Comment by Fwirt

1 month ago

I never thought I would connect my Hisense to the internet, but it turns out that it runs an MQTT broker and responds to WoL packets, so control via Home Assistant was really easy to setup and is much better than the IR blaster I was using before as response is almost instant and I can get power state so I can sync it to the rest of my living room. Most smart TVs seem to do well behind a DNS black hole, and if you're knowledgeable enough for that then self-hosting a dnsmasq instance on an old box you have lying around and pointing the TV at it is a snap.

Most modern TVs are fully controllable via their HDMI inputs. My shield and gaming systems are perfectly capable of turning my unconnected to the Internet TV on and off.

The shield also has a HA integration.

There's no need to risk an update that puts ads on the TV.

  • Yep, HDMI-CEC is pretty common these days, Samsung call it Anynet+ for..reasons I guess.

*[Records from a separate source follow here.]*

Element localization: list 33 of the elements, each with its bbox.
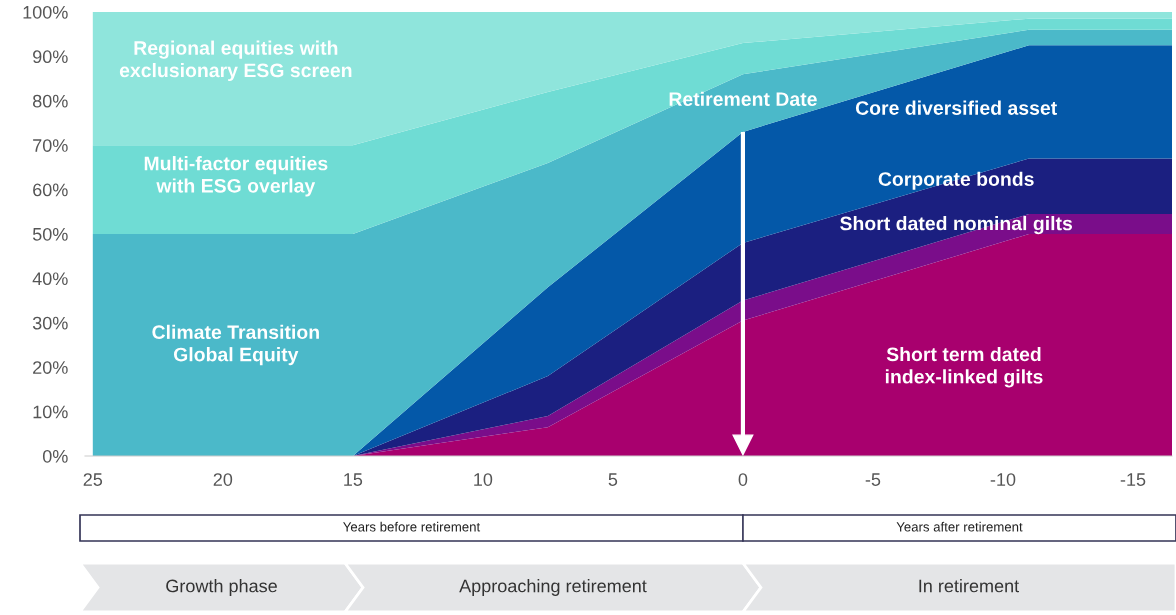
y-tick-label: 100%: [23, 5, 68, 19]
y-tick-label: 40%: [32, 272, 68, 286]
text: In retirement: [919, 579, 1020, 593]
y-tick-label: 90%: [33, 50, 68, 64]
series-label: Corporate bonds: [878, 171, 1034, 190]
x-tick-label: 15: [344, 473, 363, 486]
y-tick-label: 10%: [33, 405, 68, 419]
text: Years after retirement: [896, 521, 1023, 532]
x-tick-label: 5: [608, 473, 618, 486]
text: Growth phase: [166, 579, 277, 596]
x-tick-label: -15: [1120, 473, 1146, 486]
series-label: Core diversified asset: [855, 100, 1057, 115]
text: Approaching retirement: [459, 579, 647, 596]
series-label: Multi-factor equities with ESG overlay: [144, 156, 328, 197]
text: Years before retirement: [343, 521, 481, 532]
y-tick-label: 30%: [32, 316, 68, 330]
x-tick-label: 0: [738, 473, 748, 486]
y-tick-label: 0%: [42, 449, 68, 463]
series-label: Short dated nominal gilts: [840, 216, 1073, 235]
y-tick-label: 60%: [33, 183, 68, 197]
x-tick-label: 10: [474, 473, 493, 486]
series-label: Climate Transition Global Equity: [152, 324, 319, 366]
x-tick-label: 25: [83, 473, 103, 486]
series-label: Regional equities with exclusionary ESG screen: [119, 40, 352, 82]
y-tick-label: 80%: [32, 94, 68, 108]
x-tick-label: 20: [213, 473, 233, 486]
x-tick-label: -10: [990, 473, 1016, 486]
y-tick-label: 50%: [32, 227, 68, 241]
y-tick-label: 70%: [33, 139, 68, 152]
y-tick-label: 20%: [33, 361, 68, 374]
series-label: Short term dated index-linked gilts: [885, 346, 1043, 388]
x-tick-label: -5: [865, 473, 881, 486]
ref-line-label: Retirement Date: [669, 91, 817, 107]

    • Yes, but good luck finding a way to integrate CEC with Home Assistant, or anything else for that matter. Even modern GPUs don't support it. You usually have to buy a USB dongle that MITMs the connection for a disgusting amount of money. It looks like Raspberry Pis support it, but then you have an SBC and its power source dangling off of your TV just to run a single lightweight daemon that may not even fit your use case. CEC is not designed for total control, and on many TVs it's even a bit flaky. I had to disable it on mine because misbehaving devices would randomly turn the TV off and on when I didn't want it.